Platform: Two-sided platform network effects like Microsoft OS or iOS.
Asymptotic marketplace: Here, the value doesn’t grow as much over time as Uber or Lyft.
Data: There are many different types of data network effects.
Tech Performance: BitTorrent or a Skype where the more nodes on the network, the faster the network moves.
Language: This network effects, for instance, using the word Google.
Bandwagon: Apple is getting us not to want to be left out and use their products.
Belief: Bitcoin, religion, or gold, or the more we believe in it, the more value for everyone.
Network effect examples
A telephone network where one person has a telephone it’s useless because they can’t call anyone else. The second person has a telephone. They can now call one other person in one link. The third person can now call two different people. By adding more numbers, the value of all the connections increases dramatically and geometrically. The value of the overall network increases without doing anything. It is the fundamental unit of how value is created using network effects.
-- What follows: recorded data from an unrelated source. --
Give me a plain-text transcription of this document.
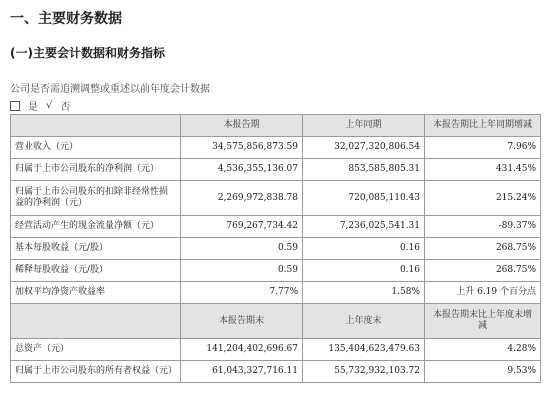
一、主要财务数据
(一)主要会计数据和财务指标
公司是否需追溯调整或重述以前年度会计数据
是 √ 否
	本报告期	上年同期	本报告期比上年同期增减
营业收入（元）	34,575,856,873.59	32,027,320,806.54	7.96%
归属于上市公司股东的净利润（元）	4,536,355,136.07	853,585,805.31	431.45%
归属于上市公司股东的扣除非经常性损益的净利润（元）	2,269,972,838.78	720,085,110.43	215.24%
经营活动产生的现金流量净额（元）	769,267,734.42	7,236,025,541.31	-89.37%
基本每股收益（元/股）	0.59	0.16	268.75%
稀释每股收益（元/股）	0.59	0.16	268.75%
加权平均净资产收益率	7.77%	1.58%	上升 6.19 个百分点
	本报告期末	上年度末	本报告期末比上年度末增减
总资产（元）	141,204,402,696.67	135,404,623,479.63	4.28%
归属于上市公司股东的所有者权益（元）	61,043,327,716.11	55,732,932,103.72	9.53%
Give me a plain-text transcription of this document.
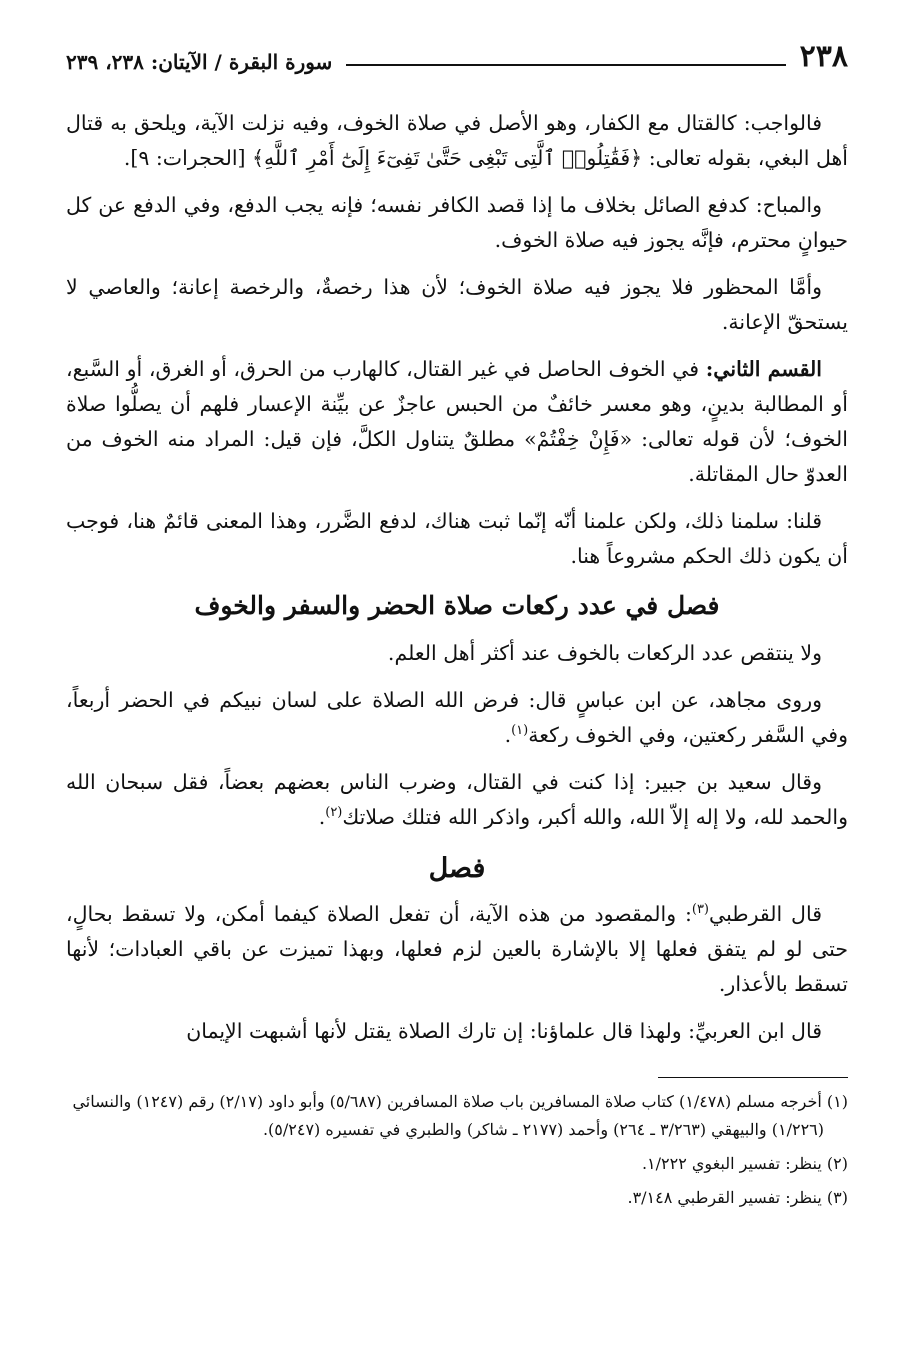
٢٣٨
سورة البقرة / الآيتان: ٢٣٨، ٢٣٩

فالواجب: كالقتال مع الكفار، وهو الأصل في صلاة الخوف، وفيه نزلت الآية، ويلحق به قتال أهل البغي، بقوله تعالى: ﴿فَقَٰتِلُوا۟ ٱلَّتِى تَبْغِى حَتَّىٰ تَفِىٓءَ إِلَىٰٓ أَمْرِ ٱللَّهِ﴾ [الحجرات: ٩].

والمباح: كدفع الصائل بخلاف ما إذا قصد الكافر نفسه؛ فإنه يجب الدفع، وفي الدفع عن كل حيوانٍ محترم، فإنَّه يجوز فيه صلاة الخوف.

وأمَّا المحظور فلا يجوز فيه صلاة الخوف؛ لأن هذا رخصةٌ، والرخصة إعانة؛ والعاصي لا يستحقّ الإعانة.

القسم الثاني: في الخوف الحاصل في غير القتال، كالهارب من الحرق، أو الغرق، أو السَّبع، أو المطالبة بدينٍ، وهو معسر خائفٌ من الحبس عاجزٌ عن بيِّنة الإعسار فلهم أن يصلُّوا صلاة الخوف؛ لأن قوله تعالى: «فَإِنْ خِفْتُمْ» مطلقٌ يتناول الكلَّ، فإن قيل: المراد منه الخوف من العدوّ حال المقاتلة.

قلنا: سلمنا ذلك، ولكن علمنا أنّه إنّما ثبت هناك، لدفع الضَّرر، وهذا المعنى قائمٌ هنا، فوجب أن يكون ذلك الحكم مشروعاً هنا.

فصل في عدد ركعات صلاة الحضر والسفر والخوف

ولا ينتقص عدد الركعات بالخوف عند أكثر أهل العلم.

وروى مجاهد، عن ابن عباسٍ قال: فرض الله الصلاة على لسان نبيكم في الحضر أربعاً، وفي السَّفر ركعتين، وفي الخوف ركعة$^{(١)}$.

وقال سعيد بن جبير: إذا كنت في القتال، وضرب الناس بعضهم بعضاً، فقل سبحان الله والحمد لله، ولا إله إلاّ الله، والله أكبر، واذكر الله فتلك صلاتك$^{(٢)}$.

فصل

قال القرطبي$^{(٣)}$: والمقصود من هذه الآية، أن تفعل الصلاة كيفما أمكن، ولا تسقط بحالٍ، حتى لو لم يتفق فعلها إلا بالإشارة بالعين لزم فعلها، وبهذا تميزت عن باقي العبادات؛ لأنها تسقط بالأعذار.

قال ابن العربيِّ: ولهذا قال علماؤنا: إن تارك الصلاة يقتل لأنها أشبهت الإيمان

(١) أخرجه مسلم (١/٤٧٨) كتاب صلاة المسافرين باب صلاة المسافرين (٥/٦٨٧) وأبو داود (٢/١٧) رقم (١٢٤٧) والنسائي (١/٢٢٦) والبيهقي (٣/٢٦٣ ـ ٢٦٤) وأحمد (٢١٧٧ ـ شاكر) والطبري في تفسيره (٥/٢٤٧).

(٢) ينظر: تفسير البغوي ١/٢٢٢.

(٣) ينظر: تفسير القرطبي ٣/١٤٨.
Let’s talk about Amazon eCommerce websites where people buy from vendors. The more people start to use the service of Amazon. More vendors are likely to be attracted to this service and sell it to these people. And the more vendors start selling on this website, and the more and more people will want to buy from them. It creates a positive feedback loop that way more vendors will enter the service and sell their products on Amazon. And newer and newer buyers are going to go into the market and start buying from them. The more new users there are for Amazon, the better it is for them.
There are many topologies of how different network effects happen with fact. There are 15 other network effects, different playbooks different ways of approaching it. But they all have this fundamental principle that the more people are using a product or service, the more valuable that product or service gets for everybody else. The company has network effects that their core has produced more than 70% of all the value.